Les dissipations de la cour et de la ville, des complaisances, des plaisirs, des devoirs indispensables, et quelquefois des importuns, me distraient de mon travail ; et Machiavel est souvent obligé de céder la place à ceux qui pratiquent ses maximes, et que je réfute, par conséquent. Il faut s’accommoder à ces bienséances qu’on ne saurait éviter, et, quoi qu’on en ait, il faut sacrifier au dieu de la coutume, pour ne point passer pour singulier ou pour extravagant.

Ce M. de Valori, si longtemps annoncé par la voix du public, si souvent promis par les gazettes, si longtemps arrêté à Hambourg, est arrivé enfin à Berlin. Il nous fait beaucoup regretter La Chétardie. M. de Valori nous fait apercevoir tous les jours ce que nous avons perdu au premier. Ce n’est à présent qu’un cours théorique des guerres du Brabant, des bagatelles et des minuties de l’armée française ; et je vois sans cesse un homme qui se croit vis-à-vis de l’ennemi et à la tête de sa brigade. Je crains toujours qu’il ne me prenne pour une contrescarpe ou pour un ouvrage à cornes, et qu’il ne me livre malhonnêtement un assaut. M. de Valori a presque toujours la migraine ; il n’a point le ton de la société ; il ne soupe point ; et l’on dit que le mal de tête lui fait trop d’honneur de l’incommoder, et qu’il ne le mérite point du tout.
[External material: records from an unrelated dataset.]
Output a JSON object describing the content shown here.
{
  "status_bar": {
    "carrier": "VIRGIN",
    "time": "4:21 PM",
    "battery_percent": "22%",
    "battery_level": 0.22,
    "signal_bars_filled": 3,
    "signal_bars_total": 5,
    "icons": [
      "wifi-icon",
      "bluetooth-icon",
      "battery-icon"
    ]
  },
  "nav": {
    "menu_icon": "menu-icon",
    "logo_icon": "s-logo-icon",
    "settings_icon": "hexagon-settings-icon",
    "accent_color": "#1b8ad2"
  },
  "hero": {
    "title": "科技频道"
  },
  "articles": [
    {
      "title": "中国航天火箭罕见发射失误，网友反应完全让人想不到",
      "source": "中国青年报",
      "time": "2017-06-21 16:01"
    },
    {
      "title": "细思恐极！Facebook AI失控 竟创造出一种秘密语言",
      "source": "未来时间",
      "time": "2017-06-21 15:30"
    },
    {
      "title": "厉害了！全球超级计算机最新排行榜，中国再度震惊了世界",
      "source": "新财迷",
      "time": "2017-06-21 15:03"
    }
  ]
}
Nous venons de faire ici l’acquisition d’un très-habile homme. Il s’appelle Célius ; il est habile physicien, et très-renommé pour les expériences. On lui donne pour vingt mille écus d’instruments. Il achèvera, cette année, un ouvrage qui lui fera beaucoup d’honneur : c’est une machine mécanique qui démontre parfaitement tous les mouvements des étoiles et des planètes, selon le système de Newton. Vous ne connaissez peut-être pas non plus un jeune homme qui commence à paraître ; il se nomme Lieberkühn. C’est un génie admirable pour les mécaniques. Il a fait par l’optique des découvertes étonnantes, et il pousse son art à un point de perfection qui surpasse tout ce qu’on a vu avant lui. Il reviendra ici cet automne, après avoir vu Paris. Il a passé trois années à Londres, et il a été très-estimé de tous les savants d’Angleterre. Je vous parlerai plus en détail sur son chapitre, lorsque je l’aurai vu après son retour.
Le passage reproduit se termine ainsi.